Griechenland-Krise DIW regt Vermögensabgabe für Reiche an

„Allerdings ist die Erhebung nicht einfach.“

Berlin – Nach Einschätzung des Deutschen Instituts für Wirtschaftsforschung (DIW) könnte die neue Regierung in Athen den Staatshaushalt mit einer Sonderabgabe für vermögende Griechen sanieren.

„Eine Vermögensabgabe in Griechenland ist sinnvoll, um die Wohlhabenden stärker an der finanziellen Sanierung des Staates zu beteiligen und die sozialen Härten für die breite Bevölkerung zu begrenzen“, sagte der DIW-Steuerexperte Stefan Bach dem „Handelsblatt“ (Online-Ausgabe).
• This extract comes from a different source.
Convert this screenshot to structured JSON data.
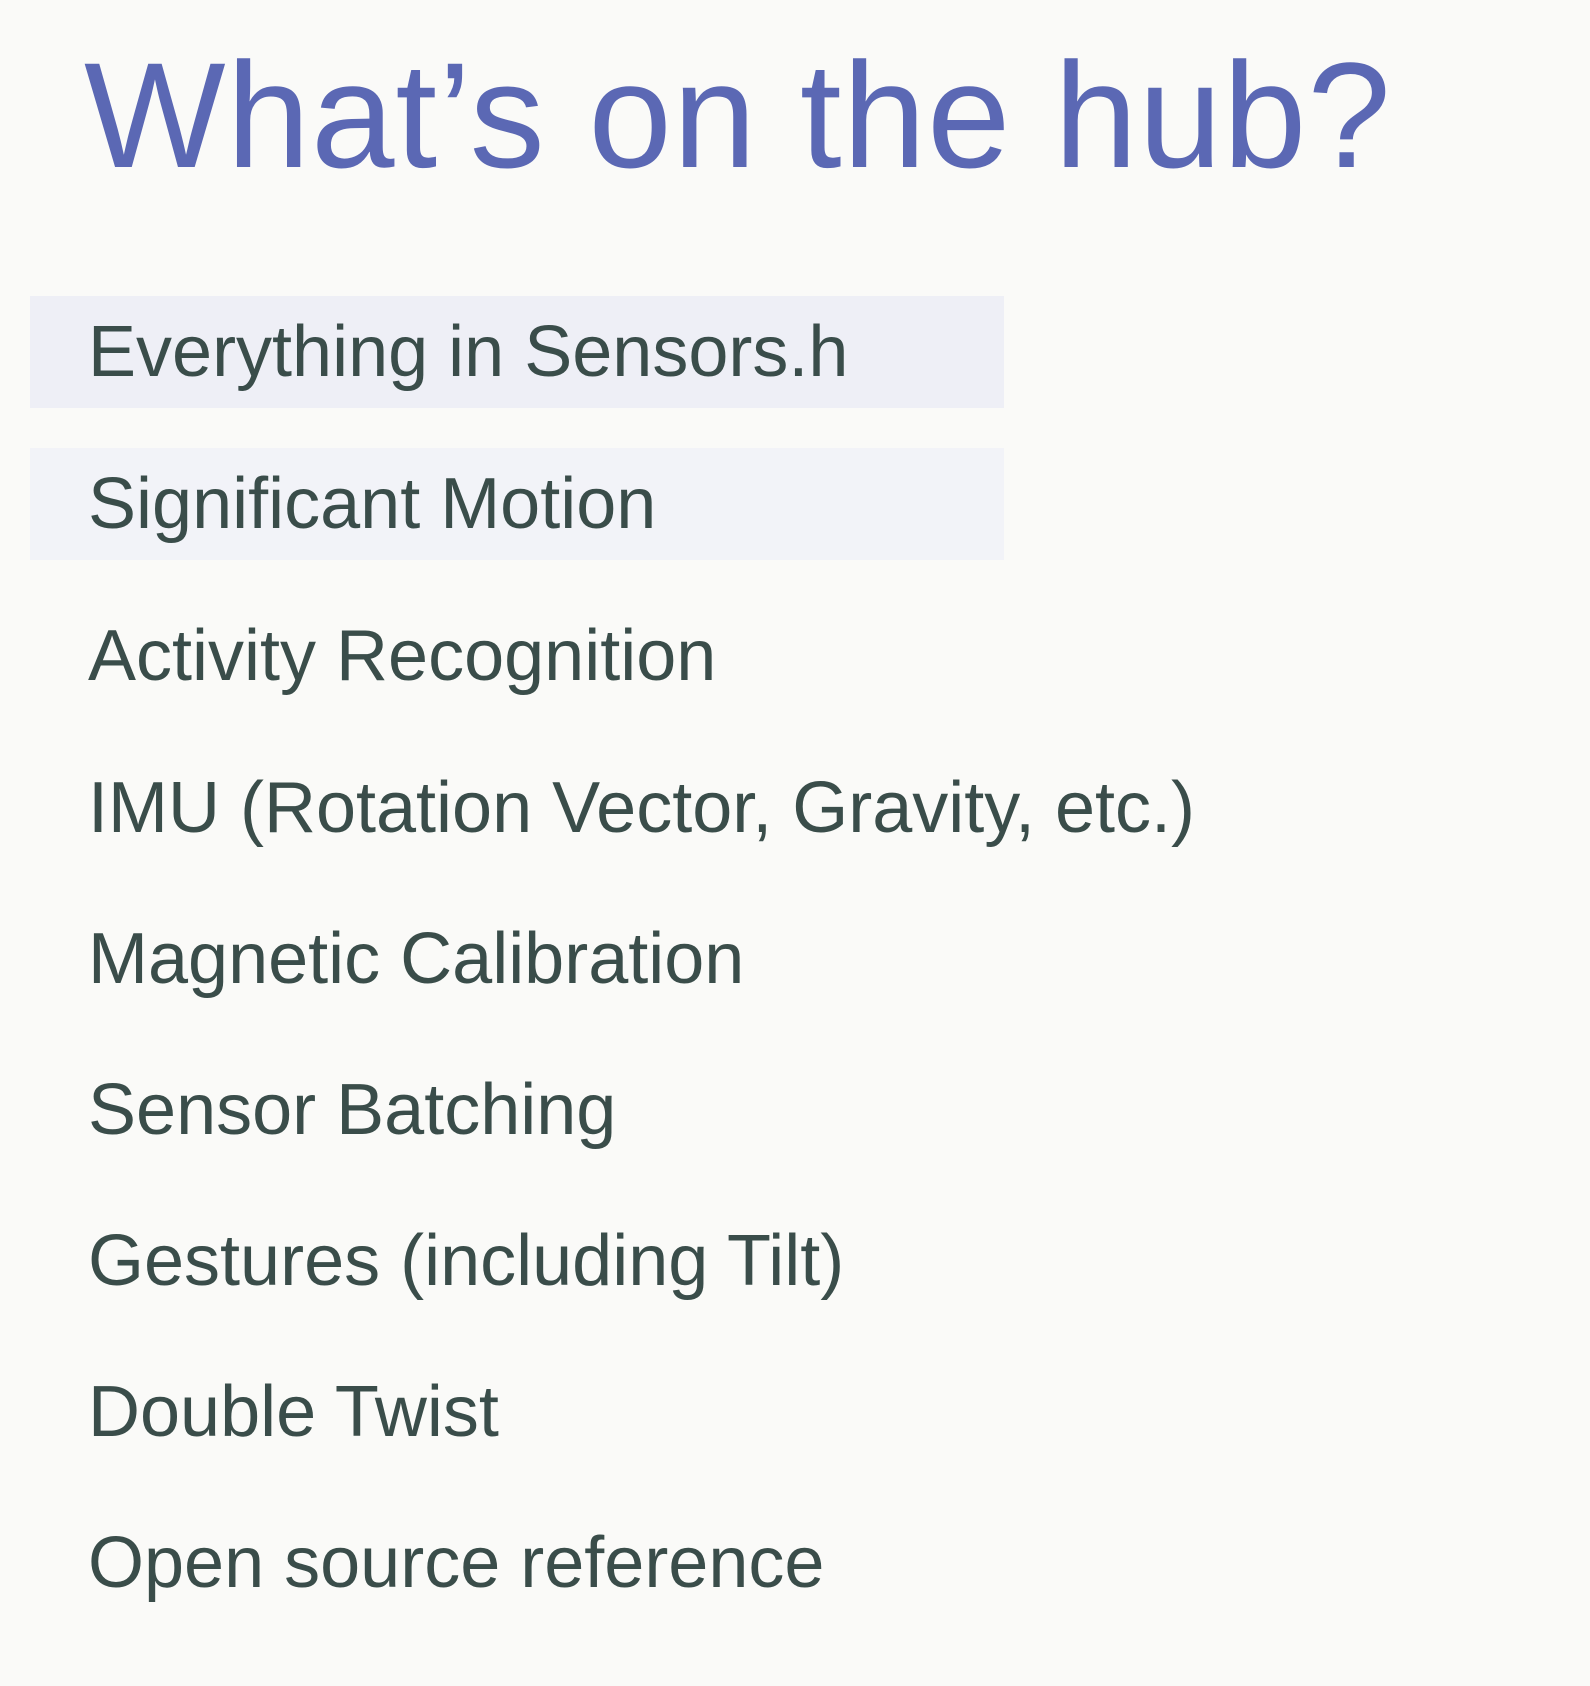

„Allerdings ist die Erhebung nicht einfach, da die Vermögenswerte ermittelt und im Fall von Finanzvermögen gesichert werden müssen, um Hinterziehung und Kapitalflucht zu unterbinden. Dabei sollten die EU-Länder Griechenland unterstützen.“

Bach ist auch der Ansicht, dass in Griechenland zu wenig gegen Steuerhinterziehung unternommen wird. Wichtig wäre daher vor allem, die Finanzverwaltung in Griechenland zu verbessern und die vorhandenen Steuern zu erheben. „Da gibt es wohl noch erheblichen Nachholbedarf“, sagte Bach mit Blick auf Expertenschätzungen, wonach der griechische Staat durch Steuerhinterziehung jährlich 15 Milliarden Euro an Einnahmen verliert.

Unabhängig davon hält es Bach für geboten, Steuerbefreiungen für Branchen abzuschaffen. „Das geht natürlich nicht von heute auf morgen und bringt auch Härten mit sich“, räumte der DIW-Experte ein. „Denn wenn sich größere Wirtschaftsbereiche auf laxen Steuervollzug und Steuerprivilegien eingestellt haben, ist das auch in den Wirtschaftsstrukturen eingepreist.“

Aber auf Dauer komme man um solchen Reformen nicht herum, wenn man eine funktionierende Wirtschaft aufbauen wolle, betonte Bach.